By David M. Greenwald
Davis, CA – A key question that I have coming out of last week’s City Council meeting—can the discussion with DJUSD ignite a community-wide discussion on the future of housing and declining enrollment?
What made things perhaps more interesting is the coincidence that this discussion took place the same week that the Planning Commission was basically forced to concede that the University Mall renovation project would lack mixed use housing—something that huge swaths of the community seem to recognize as a huge lost opportunity.
To this point, there doesn’t seem to be a huge response to the discussion of declining enrollment. Perhaps that’s because there is no concrete project or proposal to react to. Perhaps because the discussions were simply at the 30,000 foot view.
This is an issue that I have been pointing to for some time—the housing crisis in Davis has led to a sharp increase in the cost of housing which has in turn led to a decline in the number of local students attending our schools.
A letter from Elaine Roberts Musser in the Enterprise, I think, did a good job of assessing the situation.
She noted that the discussion centered “around the idea of providing affordable housing in town for teachers.”
Musser was rightly skeptical of that solution, noting, “While a laudable goal, it really doesn’t address the main problem — fewer students.”
As she pointed out, “Davis teachers who don’t live here can already enroll their children in Davis schools, so providing them affordable housing won’t increase the number of students attending our town’s schools by much, if at all.”
She then went a direction I hadn’t really thought of—the need for jobs and economic development.
She argued, “The one thing that would result in more students coming to Davis is an incentive for young families with children to move here. That incentive is new well paying jobs, which requires economic development.”
That’s a good point. With the exception of the university, Davis lacks the kind of strong jobs base that would attract young families who are in need of not just affordable (small “a” affordable in this case) homes, but also well-paying jobs.
While the university certainly employs a large number of professionals, decreasing numbers of young faculty are moving here because Davis lacks housing that they can afford—but DJUSD has compensated for that somewhat by allowing UC Davis faculty to place their children in Davis schools even if they don’t live here.
While it is clear (at least to people like me) that Davis needs more of that middle range of housing for families, just as with the case of housing for teachers, to some extent, we already have a solution for UC Davis faculty.
Just as having more teachers in town helps in other facets, having more faculty in town will help the situation, but it may not be a full solution.
But just as with housing, we have run into a problem each time we have tried to bring in more economic development to diversify the local economy.
As Elaine Roberts Musser put it, “there is a powerful anti-growth contingent in town that has stymied both growth outside city limits as well as infill. They want to keep Davis ‘as it has always been, a small town’ with few traffic snarls and quaint feel.”
She explains, “The problem with this myopic view is the graying of our community, so that eventually we become a city of primarily senior citizens. No economic development and the high cost of housing prevents young families with children from moving here. Eventually, as we are seeing, student enrollment begins to decline, with the result that schools have to start closing.”
This is particularly evident in that over the last seven years now, we have seen three economic development projects voted down by the voters. In 2016, the voters narrowly rejected the Nishi project with 300,000 square feet of R&D space. Eventually the 2018 project that was approved was student housing only—which limited the traffic impacts, but eliminated the job producing potential.
Then in 2020, the voters narrowly rejected DISC and two years later overwhelmingly rejected its successor, DiSC 2022.

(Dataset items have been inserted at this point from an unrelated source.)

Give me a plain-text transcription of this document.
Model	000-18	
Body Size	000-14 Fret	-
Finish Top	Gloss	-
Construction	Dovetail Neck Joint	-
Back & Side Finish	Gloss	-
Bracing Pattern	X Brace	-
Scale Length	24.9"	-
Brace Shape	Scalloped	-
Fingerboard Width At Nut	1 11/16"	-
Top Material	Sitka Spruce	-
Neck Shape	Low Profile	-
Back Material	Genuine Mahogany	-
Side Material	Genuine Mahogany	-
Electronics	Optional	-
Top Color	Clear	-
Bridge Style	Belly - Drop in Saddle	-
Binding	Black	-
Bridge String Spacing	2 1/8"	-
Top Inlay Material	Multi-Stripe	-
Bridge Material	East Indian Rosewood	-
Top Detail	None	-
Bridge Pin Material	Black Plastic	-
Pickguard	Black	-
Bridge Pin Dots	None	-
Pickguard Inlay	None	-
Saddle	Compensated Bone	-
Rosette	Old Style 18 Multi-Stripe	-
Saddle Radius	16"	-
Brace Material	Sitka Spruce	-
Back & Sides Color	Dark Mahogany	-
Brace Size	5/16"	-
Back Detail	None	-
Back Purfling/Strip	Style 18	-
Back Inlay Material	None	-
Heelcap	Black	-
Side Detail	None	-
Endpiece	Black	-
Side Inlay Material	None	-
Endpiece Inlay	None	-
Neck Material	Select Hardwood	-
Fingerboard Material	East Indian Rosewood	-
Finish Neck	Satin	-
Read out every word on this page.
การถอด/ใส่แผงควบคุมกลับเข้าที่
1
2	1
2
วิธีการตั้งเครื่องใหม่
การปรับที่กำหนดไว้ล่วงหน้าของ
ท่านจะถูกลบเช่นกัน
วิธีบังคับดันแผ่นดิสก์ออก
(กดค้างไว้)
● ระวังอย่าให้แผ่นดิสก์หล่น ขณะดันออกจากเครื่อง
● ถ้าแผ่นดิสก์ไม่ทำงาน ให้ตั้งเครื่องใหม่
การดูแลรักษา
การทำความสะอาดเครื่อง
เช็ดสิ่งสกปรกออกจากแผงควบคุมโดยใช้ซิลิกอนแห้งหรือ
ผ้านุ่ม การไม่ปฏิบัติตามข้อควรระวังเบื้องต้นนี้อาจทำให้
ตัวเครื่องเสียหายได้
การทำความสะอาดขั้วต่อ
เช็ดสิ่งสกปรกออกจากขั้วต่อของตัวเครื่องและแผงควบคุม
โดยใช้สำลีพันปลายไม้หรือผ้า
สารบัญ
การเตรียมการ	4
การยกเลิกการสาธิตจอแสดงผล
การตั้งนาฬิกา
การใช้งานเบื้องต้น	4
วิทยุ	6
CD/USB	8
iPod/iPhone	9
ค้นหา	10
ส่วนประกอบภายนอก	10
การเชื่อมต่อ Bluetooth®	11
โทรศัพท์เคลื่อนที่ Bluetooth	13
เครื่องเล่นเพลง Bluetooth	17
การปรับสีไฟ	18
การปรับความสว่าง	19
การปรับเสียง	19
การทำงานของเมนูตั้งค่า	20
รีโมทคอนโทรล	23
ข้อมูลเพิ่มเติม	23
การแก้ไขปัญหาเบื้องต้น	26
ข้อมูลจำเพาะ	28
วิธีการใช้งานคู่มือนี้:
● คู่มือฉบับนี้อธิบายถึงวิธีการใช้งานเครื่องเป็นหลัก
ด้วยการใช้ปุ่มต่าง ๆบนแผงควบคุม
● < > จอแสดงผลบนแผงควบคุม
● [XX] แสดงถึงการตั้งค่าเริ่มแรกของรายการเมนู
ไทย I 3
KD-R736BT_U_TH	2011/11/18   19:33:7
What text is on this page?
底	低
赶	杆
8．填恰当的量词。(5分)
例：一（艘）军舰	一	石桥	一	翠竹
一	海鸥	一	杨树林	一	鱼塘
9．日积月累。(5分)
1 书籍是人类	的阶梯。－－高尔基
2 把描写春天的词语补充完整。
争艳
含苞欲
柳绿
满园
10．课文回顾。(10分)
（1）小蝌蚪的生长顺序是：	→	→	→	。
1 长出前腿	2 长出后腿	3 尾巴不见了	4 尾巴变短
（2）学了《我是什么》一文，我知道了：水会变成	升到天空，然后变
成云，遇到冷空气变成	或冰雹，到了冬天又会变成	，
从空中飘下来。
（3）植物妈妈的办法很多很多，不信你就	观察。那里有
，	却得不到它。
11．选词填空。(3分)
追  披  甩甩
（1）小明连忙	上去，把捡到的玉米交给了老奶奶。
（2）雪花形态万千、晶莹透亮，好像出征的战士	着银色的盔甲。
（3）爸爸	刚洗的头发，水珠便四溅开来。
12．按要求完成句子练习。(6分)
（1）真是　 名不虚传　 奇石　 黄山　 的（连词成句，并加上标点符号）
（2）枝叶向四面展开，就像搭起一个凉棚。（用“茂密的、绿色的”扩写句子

Davis has a ready supply of young professionals with STEM degrees exiting the university every year. In 2019, Danielle Casey, then of the Greater Sacramento Economic Council (GSEC) told a Vanguard function that UC Davis is ranked 5th best public university in the nation—the No.1 Veterinary Medicine college and Ag Science school in the nation with 1000 research studies underway in basic science, translational and clinical research, and more than 900 active patents.
She argued at that time, “UC Davis’ research specialties in life sciences, agriculture sciences and veterinary sciences mean opportunities for commercialization in Davis but also in the region.”
And yet, Davis has an extremely low retention rate compared to other similar university regions. The talent is there with a huge number of UC Davis students graduating with STEM degrees.
UC Davis has only 23 percent of its graduates living in the Sacramento Region, which compares poorly to a number of other schools across the west.
The lack of commercial space means those young, talented students are leaving the area and, with them, a chance for young people to settle in Davis and have children and families.
Yes, we need housing for young families to be able to move here, but we also need jobs for them to want to stay in Davis and, right now, unless you work for the university, those jobs just don’t exist.
Elaine Roberts Musser concludes: “Citizens need to think long and hard about what they really want, and the ramifications of those decisions. If they want vibrant schools where none close down because of declining student enrollment, if they want infrastructure that is not crumbling, they need to step up to the plate and start supporting economic development. The City Council can’t do it alone.”
We have seen that over the last decade and a half.
Personally, I think that has to start with community conversations because, frankly, too many people are not connecting the dots.